A adaptação certamente falará alto aos corações nostálgicos de quem brincou com os bonecos na infância, mas isso não significa que sairão satisfeitos do cinema, como sugere o fato de o estúdio ter evitado submeter o longa aos críticos de Hollywood, para escapar de resenhas negativas.

 

Assim como em “Transformers” – que tem o mesmo produtor, Lorenzo di Bonaventura – , “G.I. Joe” coloca os efeitos especiais no centro das atenções, transformando o roteiro em uma sequência irregular de deixas para a exibição de manobras visuais (nem sempre perfeitas, aliás).

 

Quem acompanhou os personagens no desenho animado pode se decepcionar com a adaptação, que passa longe da fidelidade. Já quem não é um iniciado no mundo de Comandos em Ação pode se ver perdido em meio ao excesso de personagens e subtramas que pipocam na tela durante as duas horas de projeção. A confusão é tão grande que faz até um presidente americano com sotaque britânico passar (quase) despercebido.

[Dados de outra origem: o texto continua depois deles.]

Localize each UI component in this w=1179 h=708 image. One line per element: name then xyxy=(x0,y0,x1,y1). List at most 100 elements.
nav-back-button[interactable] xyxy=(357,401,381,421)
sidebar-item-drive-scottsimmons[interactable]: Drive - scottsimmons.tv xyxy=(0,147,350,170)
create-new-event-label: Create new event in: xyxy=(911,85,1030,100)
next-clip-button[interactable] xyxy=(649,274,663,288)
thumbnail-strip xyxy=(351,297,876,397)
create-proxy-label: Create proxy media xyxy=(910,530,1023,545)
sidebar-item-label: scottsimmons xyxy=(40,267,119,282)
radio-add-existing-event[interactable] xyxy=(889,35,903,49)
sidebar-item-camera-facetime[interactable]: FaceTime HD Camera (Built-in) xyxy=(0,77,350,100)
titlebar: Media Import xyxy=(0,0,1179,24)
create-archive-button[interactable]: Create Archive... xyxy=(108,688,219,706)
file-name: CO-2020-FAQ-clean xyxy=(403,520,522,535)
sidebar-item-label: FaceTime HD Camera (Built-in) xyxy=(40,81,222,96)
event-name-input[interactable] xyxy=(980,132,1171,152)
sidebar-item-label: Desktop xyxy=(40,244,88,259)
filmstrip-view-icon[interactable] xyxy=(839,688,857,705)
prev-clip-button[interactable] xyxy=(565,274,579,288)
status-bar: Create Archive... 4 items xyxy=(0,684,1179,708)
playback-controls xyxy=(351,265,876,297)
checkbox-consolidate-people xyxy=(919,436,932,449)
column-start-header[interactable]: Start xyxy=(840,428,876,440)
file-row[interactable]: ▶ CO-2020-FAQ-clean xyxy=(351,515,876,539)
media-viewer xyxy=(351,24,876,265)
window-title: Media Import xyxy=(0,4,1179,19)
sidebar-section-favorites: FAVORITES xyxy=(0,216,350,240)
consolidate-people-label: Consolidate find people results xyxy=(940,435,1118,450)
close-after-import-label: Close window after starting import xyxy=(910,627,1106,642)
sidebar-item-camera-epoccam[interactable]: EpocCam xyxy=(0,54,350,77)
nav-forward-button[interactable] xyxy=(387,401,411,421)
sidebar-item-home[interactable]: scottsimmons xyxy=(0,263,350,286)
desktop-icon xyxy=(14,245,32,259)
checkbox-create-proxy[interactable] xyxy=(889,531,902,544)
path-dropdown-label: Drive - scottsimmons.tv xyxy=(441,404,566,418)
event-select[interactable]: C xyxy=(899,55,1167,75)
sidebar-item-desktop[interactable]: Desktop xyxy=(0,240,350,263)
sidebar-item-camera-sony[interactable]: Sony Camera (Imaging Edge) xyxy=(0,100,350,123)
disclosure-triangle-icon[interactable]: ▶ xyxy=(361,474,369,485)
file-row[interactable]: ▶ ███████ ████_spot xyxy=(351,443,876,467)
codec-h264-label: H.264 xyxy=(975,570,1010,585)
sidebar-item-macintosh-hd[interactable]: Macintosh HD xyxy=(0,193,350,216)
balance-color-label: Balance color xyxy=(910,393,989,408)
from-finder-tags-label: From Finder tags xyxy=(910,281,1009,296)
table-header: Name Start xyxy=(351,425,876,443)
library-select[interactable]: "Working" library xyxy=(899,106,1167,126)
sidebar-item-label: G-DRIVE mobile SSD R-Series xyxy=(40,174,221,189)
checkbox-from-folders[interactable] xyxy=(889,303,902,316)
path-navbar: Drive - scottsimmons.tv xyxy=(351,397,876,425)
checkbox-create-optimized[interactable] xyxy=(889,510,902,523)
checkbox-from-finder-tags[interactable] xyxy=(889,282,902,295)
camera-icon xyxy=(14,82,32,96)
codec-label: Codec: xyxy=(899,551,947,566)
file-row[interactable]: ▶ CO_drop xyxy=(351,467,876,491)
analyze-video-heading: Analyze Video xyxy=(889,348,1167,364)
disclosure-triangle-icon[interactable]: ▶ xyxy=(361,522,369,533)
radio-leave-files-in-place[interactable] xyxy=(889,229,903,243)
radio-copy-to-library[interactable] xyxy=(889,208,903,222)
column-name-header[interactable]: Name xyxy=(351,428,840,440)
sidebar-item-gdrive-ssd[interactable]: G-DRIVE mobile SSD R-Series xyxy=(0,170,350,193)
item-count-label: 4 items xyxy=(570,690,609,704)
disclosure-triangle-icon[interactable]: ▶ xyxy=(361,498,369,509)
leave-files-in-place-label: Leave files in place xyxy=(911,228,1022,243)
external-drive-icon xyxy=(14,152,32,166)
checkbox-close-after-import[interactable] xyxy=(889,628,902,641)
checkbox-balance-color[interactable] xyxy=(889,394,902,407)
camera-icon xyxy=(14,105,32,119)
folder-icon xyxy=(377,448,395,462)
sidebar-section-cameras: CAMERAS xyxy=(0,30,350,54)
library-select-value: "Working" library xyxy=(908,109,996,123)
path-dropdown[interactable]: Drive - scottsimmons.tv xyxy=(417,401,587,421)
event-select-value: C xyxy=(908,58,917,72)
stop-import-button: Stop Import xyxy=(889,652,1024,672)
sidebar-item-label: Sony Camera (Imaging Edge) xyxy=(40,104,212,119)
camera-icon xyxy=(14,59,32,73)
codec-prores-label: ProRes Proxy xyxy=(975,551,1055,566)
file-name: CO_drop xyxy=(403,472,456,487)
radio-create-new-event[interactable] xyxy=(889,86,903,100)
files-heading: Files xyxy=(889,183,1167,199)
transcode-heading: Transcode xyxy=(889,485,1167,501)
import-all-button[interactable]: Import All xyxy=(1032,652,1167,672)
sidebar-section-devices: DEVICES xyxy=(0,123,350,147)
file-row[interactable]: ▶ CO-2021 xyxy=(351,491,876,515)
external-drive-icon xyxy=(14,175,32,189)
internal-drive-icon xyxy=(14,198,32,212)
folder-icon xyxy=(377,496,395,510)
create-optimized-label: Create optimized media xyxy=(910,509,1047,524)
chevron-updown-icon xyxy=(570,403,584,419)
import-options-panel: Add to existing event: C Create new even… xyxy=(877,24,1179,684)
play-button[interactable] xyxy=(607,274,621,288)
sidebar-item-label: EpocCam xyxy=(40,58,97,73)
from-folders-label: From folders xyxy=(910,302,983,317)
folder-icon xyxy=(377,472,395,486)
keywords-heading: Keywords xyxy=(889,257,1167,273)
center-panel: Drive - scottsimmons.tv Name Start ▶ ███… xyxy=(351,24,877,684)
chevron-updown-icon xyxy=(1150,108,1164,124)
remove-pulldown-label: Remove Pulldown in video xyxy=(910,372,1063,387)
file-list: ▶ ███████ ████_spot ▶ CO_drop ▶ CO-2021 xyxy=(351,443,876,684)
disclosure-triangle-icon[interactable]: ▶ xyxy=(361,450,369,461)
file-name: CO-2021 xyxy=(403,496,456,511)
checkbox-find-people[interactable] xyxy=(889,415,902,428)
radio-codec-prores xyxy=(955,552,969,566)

Entretanto, em ambos os casos, o público terá pelo menos um deleite: as sequências de ação ambientadas em Paris, que fazem valer o ingresso. Segundo os produtores, só elas levaram 14 dias para serem filmadas e boa parte dos US$175 milhões do orçamento. Tudo bem que, na verdade, as cenas parisienses foram rodadas em uma cidadezinha da República Checa. Afinal, em “G.I. Joe” nada é bem o que parece, nem no visual, nem na história.